1. Advantages and disadvantages

There are following advantages:

• You don't need to know what is tree rotation.
• Run extremely fast in weak tests / random test cases.

There are following disadvantages:

• Complexity of each query is O(log^2 max(n)) (amortized)
• Source code is not shorter than source using balanced tree.

This is example code for impatient people: http://paste.ubuntu.com/8148477/

Because of its complexity, I got TLE in this problem: http://www.spoj.com/problems/QMAX3VN/

Before coding this structure, I thought it will be short, but it is not. However, I want to share with you this structure because I think idea used inside this structure is nice.

2. Properties

• Size of segment tree is fixed
• In each node, we maintain two values Max and Count, if u is not leaf, Max[u]=max(Max[u*2], Max[u*2+1), Count[u]=Count[u*2]+Count[u*2+1].
• Distance between two adjacent is quite long, for example: ----100-----200-----300---- where a - means unused space.
• The longer distance between two adjacent elements were, the faster queries executed.

3. Insertion

To insert an element valued into k-th position (to be more precise operator insert(k, X) means insert X between (k-1)-th element and k-th element), we find a suitable space to put it in.
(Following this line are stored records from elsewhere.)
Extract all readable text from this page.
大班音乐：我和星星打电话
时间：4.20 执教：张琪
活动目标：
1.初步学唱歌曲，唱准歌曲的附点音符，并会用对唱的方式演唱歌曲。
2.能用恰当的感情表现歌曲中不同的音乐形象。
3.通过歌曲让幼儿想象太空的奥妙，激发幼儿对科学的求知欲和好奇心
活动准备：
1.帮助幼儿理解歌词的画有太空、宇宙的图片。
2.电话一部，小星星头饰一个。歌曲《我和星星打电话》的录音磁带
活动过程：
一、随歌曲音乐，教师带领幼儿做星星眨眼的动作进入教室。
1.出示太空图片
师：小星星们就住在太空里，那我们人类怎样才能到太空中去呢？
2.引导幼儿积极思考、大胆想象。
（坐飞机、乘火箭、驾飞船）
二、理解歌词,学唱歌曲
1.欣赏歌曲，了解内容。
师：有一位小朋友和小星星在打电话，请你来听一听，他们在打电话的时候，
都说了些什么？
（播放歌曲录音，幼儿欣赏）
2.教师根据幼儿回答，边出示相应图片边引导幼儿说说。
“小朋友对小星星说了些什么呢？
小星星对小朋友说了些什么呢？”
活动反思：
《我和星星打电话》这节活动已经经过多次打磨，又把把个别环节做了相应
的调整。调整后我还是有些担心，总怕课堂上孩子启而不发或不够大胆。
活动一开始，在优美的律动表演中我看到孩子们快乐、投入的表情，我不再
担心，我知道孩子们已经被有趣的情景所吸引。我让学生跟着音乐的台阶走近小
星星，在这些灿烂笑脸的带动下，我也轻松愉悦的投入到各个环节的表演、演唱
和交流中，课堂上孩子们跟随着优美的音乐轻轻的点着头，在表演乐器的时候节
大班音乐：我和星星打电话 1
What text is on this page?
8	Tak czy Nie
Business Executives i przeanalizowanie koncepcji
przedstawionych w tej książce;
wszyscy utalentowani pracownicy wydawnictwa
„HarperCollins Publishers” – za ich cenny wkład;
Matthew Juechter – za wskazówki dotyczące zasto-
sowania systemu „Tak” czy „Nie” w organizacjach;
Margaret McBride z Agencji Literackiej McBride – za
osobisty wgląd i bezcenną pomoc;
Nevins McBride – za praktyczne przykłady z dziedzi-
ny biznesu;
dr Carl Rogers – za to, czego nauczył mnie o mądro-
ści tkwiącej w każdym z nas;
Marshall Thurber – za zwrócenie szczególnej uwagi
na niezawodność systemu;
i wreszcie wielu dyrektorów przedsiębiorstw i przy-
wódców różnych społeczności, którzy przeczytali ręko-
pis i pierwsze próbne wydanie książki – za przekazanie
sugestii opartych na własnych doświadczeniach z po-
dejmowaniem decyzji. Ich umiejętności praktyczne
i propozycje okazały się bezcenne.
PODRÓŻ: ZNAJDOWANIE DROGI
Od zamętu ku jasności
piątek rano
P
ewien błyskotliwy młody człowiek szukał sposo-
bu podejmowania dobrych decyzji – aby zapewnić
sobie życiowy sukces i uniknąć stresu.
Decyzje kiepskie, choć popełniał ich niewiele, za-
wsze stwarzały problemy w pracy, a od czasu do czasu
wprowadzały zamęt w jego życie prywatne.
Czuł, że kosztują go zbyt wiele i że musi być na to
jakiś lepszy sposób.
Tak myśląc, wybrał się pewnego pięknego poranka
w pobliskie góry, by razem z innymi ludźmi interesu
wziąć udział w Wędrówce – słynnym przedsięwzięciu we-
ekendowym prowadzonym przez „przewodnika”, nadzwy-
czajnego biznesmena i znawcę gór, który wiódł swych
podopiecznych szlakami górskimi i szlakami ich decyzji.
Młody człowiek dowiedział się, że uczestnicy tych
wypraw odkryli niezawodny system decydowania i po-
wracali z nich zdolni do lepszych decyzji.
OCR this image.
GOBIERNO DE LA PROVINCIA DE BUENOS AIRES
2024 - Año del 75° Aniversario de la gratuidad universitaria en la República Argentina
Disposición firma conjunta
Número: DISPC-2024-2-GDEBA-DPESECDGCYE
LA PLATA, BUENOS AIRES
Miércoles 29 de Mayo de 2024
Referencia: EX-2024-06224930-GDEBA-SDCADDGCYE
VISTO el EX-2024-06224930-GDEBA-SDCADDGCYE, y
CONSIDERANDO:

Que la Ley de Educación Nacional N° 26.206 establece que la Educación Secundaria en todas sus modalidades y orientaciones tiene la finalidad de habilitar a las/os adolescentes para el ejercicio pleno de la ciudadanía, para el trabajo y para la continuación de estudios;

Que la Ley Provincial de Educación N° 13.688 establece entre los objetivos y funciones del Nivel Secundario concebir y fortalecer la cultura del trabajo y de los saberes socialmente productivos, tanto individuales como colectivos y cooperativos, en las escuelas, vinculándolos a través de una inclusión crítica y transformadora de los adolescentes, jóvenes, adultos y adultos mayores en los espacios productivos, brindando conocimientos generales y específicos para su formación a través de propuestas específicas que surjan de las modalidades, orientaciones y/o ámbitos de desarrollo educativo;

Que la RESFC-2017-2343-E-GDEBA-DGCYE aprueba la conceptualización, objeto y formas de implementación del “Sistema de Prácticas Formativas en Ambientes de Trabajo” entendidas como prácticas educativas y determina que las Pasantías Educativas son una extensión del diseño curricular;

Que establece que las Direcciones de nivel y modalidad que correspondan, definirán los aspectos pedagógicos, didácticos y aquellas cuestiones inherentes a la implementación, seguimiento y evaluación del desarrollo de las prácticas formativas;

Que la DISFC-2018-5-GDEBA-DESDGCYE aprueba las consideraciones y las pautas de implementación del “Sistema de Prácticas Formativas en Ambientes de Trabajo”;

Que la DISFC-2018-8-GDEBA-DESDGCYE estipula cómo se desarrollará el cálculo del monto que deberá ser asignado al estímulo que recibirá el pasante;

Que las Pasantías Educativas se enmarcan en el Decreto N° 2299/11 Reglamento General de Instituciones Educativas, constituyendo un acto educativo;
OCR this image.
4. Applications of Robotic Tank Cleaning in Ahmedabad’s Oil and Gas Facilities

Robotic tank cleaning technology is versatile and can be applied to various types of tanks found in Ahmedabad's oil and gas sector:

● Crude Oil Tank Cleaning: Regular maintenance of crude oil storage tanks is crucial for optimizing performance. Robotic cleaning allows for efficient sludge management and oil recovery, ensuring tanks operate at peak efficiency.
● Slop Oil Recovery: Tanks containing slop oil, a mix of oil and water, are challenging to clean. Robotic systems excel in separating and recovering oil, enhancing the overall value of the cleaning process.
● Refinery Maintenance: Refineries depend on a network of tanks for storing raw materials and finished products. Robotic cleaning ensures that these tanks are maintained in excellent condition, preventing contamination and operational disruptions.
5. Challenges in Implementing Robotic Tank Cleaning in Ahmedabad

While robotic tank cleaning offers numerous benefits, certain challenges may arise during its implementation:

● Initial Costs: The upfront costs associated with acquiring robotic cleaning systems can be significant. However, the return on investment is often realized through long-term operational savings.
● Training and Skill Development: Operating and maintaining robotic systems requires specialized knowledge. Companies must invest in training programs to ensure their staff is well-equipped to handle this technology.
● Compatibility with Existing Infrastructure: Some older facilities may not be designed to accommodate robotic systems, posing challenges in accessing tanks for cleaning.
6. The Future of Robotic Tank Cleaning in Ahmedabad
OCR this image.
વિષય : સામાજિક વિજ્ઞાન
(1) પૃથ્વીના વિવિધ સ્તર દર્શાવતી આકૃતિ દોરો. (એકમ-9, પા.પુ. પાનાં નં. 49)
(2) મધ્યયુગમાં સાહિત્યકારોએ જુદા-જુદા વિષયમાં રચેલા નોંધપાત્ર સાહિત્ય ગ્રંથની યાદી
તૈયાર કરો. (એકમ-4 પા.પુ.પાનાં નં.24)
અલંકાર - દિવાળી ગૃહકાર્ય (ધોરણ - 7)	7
If we can't find any space, re-arrange a node.

This following example will make you understand.

Firstly, segment tree is empty:

-------------

Insert 1 5: we will insert 100 into middle position:

------5------

Insert 1 6: the most suitable position is 3rd position:

--6---5------

Insert 2 7: choose middle position between element 5 and element 6:

--6-7-5------

Insert 3 8: insert 8 between 7 and 5:

--6-785------

Insert 4 9: we cannot insert 9 between 8 and 5 right now, we must rearrange a node. Let's imagine the tree:

((--6-)(785))((---)(---))

It is impossible to insert 9 between 8 and 5 because node (785) is filled, we will rearrange its parent — node ((--6-)(785)) — as follow:

• Write its elements into a line: 6, 7, 8, 5
• Insert 9 between 8 and 5: 6, 7, 8, 9, 5
• Put elements in suitable places: ------- -> -678-95, if we have more spaces, we will need to rearrange in order to distance between adjacent elements as large as possible, for example: ----------------------------- -> ----6----7----8----9----5----.

4. Accessing k-th element

• Use value Count in each node to access k-th element in O(log n)

5. Get max of range L..R

• Execute this query as other segment trees.

6. Prove the complexity

• In worst cases, each queries run in (log n)^2 amortized.
• Almost actions work in O(log n), but operator "re-arrange".

In node which have length L, we execute maximal log L operator "re-arrange", the first time occur when number of empty spaces is L/2, the second time is L/4, ...

Complexity to re-arrange a node length L is O(L).

• There is 1 node length n: O(n log n) * 1
• There is 2 nodes length n/2: O((n/2) log n) * 2 = O(n log n)
• There is 4 nodes length n/4: O((n/4) log n) * 4 = O(n log n)
• ...

In conclusion, complexity to execute n operators insert is O(n (log n)^2)